By Caroline Binley, online editor-in-chief
The exchange in video
My lesson in pasta, failure and astrophysics
Italians aren’t the only spaghetti chefs in the universe.
Black holes, too, know how to cook.
One has gravity so strong, and changing in strength so quickly, that it stretches any object that comes too close into a long, thin shape, not unlike a noodle, before ripping it in half. This process is known scientifically as spaghettification, and it’s part of my ex-worst nightmare.
If I close my eyes and think about failure, my brain conjures up an image of any mistake’s obvious consequence: a black hole, swirling its way closer to me, ready to spaghettify. It’s true that no black hole is near enough to Earth to do me such harm, but fear not. K-12, I took it upon myself to spaghettify my self-esteem at even the thought of an awkward conversation or a bad test score.
My self-imposed definition of failure excluded only total perfection, and it took me a trip around the world to learn how to cope with it.
I was one of 16 seniors to travel to Verona, Italy, over spring break for Prospect’s annual exchange with Liceo Copernico.
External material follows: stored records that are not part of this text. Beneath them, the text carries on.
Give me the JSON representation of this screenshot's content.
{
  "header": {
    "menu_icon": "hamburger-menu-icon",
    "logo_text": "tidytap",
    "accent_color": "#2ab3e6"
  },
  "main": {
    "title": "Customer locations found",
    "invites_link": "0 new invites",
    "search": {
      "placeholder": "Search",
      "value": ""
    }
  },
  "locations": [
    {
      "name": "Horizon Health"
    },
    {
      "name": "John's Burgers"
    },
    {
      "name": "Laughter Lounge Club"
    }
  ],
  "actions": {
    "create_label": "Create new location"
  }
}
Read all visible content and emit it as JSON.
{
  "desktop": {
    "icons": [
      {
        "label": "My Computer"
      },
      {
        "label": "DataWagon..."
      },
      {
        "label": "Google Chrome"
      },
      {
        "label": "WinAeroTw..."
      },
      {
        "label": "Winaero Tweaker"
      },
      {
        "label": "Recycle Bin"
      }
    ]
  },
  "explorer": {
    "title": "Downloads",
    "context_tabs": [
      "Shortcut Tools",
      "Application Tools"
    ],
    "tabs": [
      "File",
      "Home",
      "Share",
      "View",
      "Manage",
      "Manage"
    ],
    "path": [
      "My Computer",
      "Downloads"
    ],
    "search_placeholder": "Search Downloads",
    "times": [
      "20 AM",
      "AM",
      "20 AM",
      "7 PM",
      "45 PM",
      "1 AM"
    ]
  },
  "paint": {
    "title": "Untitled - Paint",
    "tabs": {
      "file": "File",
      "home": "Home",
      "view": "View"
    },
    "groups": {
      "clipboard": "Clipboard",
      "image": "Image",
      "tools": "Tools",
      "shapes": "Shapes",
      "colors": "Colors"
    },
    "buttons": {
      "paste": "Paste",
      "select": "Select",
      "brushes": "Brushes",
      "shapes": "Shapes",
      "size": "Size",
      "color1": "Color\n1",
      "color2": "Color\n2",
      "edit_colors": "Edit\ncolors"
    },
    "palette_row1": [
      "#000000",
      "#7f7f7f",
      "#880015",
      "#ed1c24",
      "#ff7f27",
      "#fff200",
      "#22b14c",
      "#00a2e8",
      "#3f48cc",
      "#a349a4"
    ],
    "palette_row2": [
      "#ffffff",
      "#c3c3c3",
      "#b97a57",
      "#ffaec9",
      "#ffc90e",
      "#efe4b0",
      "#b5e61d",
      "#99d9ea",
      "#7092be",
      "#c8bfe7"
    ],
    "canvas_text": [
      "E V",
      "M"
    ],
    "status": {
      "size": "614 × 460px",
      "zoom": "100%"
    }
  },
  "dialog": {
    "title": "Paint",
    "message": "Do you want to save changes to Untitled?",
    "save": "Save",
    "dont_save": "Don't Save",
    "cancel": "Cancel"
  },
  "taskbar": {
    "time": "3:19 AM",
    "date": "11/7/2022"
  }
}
I was prepared to learn new vocab or finally remember the difference between passato prossimo and imperfetto, but language was the least of the trip’s lessons. It was, to an extent I had never experienced before, an exercise in failing with grace.
I didn’t even make it to Italy before practice started; on the flight from O’Hare to Munich, I threw up five times. After I survived the flight to Verona, it was time to meet my Italian family.
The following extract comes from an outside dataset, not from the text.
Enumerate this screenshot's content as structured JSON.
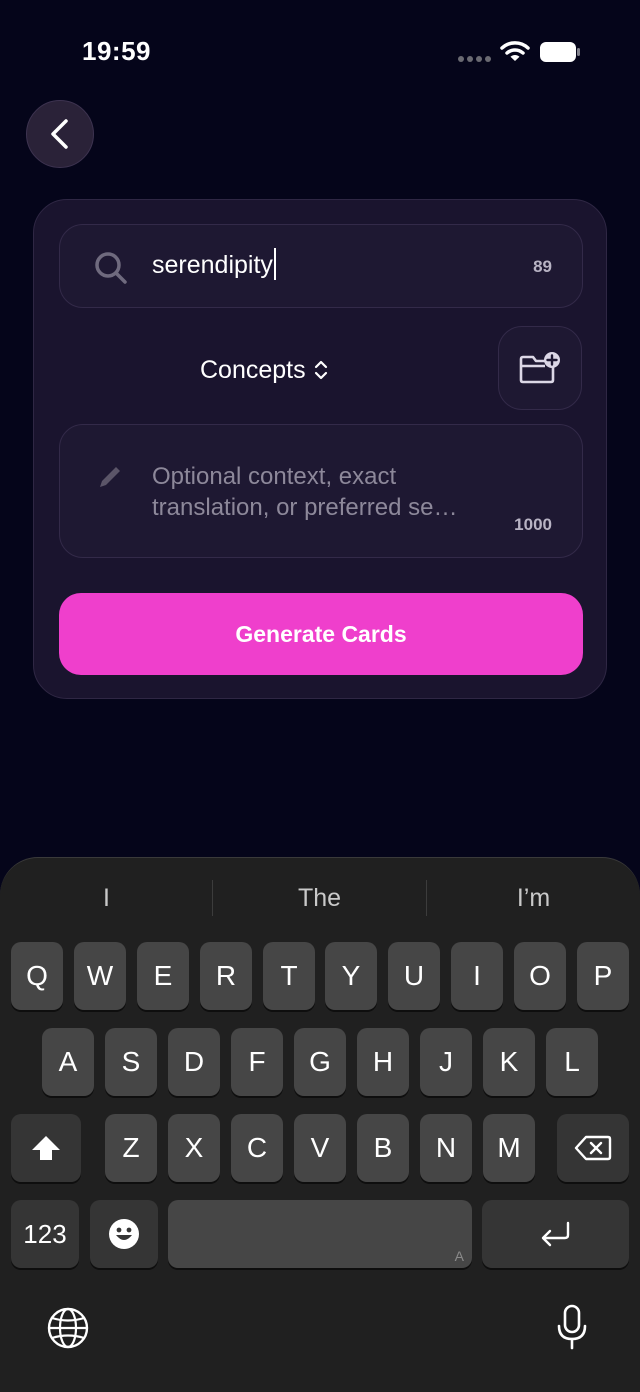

Post-“ciao” and -“how was the flight?” (I told them it was great), our first topic of conversation was their cat. I asked how their meatball was, mistaking their cat’s name Pantera for Polpetta and accidentally insulting the vegetarian dinner they had cooked me.
I then wished my Italian mom “buon Pasquale” instead of “buona Pasqua.” It was the Italian, Easter-themed equivalent of saying “marry Chris” instead of “merry Christmas.”
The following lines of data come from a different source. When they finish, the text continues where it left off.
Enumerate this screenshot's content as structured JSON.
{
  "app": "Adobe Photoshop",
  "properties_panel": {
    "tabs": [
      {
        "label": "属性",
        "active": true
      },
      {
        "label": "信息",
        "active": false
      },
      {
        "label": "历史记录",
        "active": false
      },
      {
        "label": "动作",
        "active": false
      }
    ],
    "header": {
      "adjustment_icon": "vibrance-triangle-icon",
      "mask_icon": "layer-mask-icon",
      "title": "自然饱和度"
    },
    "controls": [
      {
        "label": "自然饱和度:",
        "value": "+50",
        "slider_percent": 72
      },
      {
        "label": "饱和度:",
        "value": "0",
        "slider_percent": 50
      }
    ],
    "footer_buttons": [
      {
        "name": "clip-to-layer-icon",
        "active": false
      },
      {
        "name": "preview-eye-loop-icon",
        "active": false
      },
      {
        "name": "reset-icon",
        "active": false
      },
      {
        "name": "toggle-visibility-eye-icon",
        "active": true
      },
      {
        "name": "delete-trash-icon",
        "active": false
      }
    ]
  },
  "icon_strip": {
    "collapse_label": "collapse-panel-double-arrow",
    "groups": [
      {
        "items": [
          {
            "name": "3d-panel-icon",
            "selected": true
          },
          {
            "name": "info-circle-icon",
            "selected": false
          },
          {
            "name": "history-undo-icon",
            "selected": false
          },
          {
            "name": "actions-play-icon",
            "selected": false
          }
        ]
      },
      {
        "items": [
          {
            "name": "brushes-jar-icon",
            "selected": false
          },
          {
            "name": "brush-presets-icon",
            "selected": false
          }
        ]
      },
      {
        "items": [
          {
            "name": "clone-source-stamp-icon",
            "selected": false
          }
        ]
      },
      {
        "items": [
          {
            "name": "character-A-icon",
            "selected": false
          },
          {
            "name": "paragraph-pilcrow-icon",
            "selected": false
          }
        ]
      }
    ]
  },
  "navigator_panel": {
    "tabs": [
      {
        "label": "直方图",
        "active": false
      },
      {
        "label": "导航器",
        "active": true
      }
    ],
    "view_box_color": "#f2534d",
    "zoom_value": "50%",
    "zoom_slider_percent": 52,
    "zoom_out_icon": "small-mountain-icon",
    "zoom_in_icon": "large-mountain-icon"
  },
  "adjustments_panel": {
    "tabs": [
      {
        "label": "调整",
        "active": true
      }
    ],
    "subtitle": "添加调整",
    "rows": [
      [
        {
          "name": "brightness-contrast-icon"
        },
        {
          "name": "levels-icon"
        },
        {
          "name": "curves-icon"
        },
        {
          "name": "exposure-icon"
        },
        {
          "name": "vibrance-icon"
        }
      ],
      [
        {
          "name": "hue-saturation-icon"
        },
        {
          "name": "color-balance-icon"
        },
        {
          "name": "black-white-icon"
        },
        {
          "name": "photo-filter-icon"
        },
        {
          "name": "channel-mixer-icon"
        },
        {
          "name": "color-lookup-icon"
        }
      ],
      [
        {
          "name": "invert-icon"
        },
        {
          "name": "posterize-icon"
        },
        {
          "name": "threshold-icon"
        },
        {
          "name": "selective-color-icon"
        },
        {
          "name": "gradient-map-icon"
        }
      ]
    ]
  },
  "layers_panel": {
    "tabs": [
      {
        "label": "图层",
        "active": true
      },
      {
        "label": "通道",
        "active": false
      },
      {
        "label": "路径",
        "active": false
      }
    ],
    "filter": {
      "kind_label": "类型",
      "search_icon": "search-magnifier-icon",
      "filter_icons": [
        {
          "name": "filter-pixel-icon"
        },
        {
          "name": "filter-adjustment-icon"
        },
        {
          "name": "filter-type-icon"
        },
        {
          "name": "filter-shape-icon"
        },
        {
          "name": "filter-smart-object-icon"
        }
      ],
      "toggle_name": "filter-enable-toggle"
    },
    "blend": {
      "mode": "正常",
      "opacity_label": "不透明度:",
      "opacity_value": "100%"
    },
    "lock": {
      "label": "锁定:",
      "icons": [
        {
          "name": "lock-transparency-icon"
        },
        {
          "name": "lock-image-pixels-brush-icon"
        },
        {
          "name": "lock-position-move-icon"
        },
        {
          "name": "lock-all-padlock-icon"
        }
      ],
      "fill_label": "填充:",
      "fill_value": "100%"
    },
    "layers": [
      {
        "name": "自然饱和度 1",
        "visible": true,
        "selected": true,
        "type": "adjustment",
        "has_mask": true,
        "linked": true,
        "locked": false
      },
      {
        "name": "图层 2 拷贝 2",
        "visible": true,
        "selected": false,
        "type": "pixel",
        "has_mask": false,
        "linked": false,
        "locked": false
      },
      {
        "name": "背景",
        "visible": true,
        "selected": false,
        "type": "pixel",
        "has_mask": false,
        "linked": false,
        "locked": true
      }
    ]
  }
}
For the next eight days, I continued my winning streak: my math skills momentarily lapsed, and I accused a street vendor of trying to overcharge me when he in fact had given me a discount; after a moment too long of living off solid carbs, I broke down crying because of how much I missed tofu; and one night at dinner with my Italian family, I got so confused during a conversation about American politics that I asked what a “Trumpa” was. (Hint: first name Donaldo.)
After each instance, my inner spaghettifier lost a little steam. I could have been a jet-lagged, blubbering mess too afraid to leave my room, but instead I climbed castles, binged on tigelle and listened to a senile grandmother sing about the moon.
Oh, and I got rejected from UC Berkeley. The best public university in the country, the perfect distance from the perfect city, San Francisco, and my grandma’s alma mater, Cal had been my dream since freshman year, but I didn’t even make the wait list. It was a defeat that meant more than a momentary lapse in language skills; to the wrong frame of mind, it proved my entire high school experience a failure, a struggle that didn’t earn me the only future I wanted in return.
But my rejection letter appeared during the trip’s eleventh hour, and by that point I’d learned better. Real failure isn’t making a mistake; it’s the inability to laugh that mistake off. At least when it comes to B’s, typos and college decisions, it’s humility that lines the horizon, not black holes.
After I read Berkeley’s consolation letter — which read more like a delicate offer of non-admission than an actual notice of rejection — this new perspective didn’t save me from tears, but it did let me mourn the death of my dream without turning to spaghetti.
It took me 4,500 miles of aerial transit and eight days of submersion in a foreign language to even half-master the ever-intertwined arts of failure and optimism. Those are undoubtedly odd circumstances, but maybe odd circumstances are the best ones.
Apply for an exchange, get a weird job or learn a skill you don’t think you need. Failure, astrophysics and pasta probably aren’t the lessons you need to learn, but they’re not the only ones out there. More importantly, Prospect isn’t the only classroom, so don’t let it be the only place you learn. Leave your comfort zone behind, whether by four miles or 4,000; that’s when life teaches you what you need to know instead of stopping at what you want to.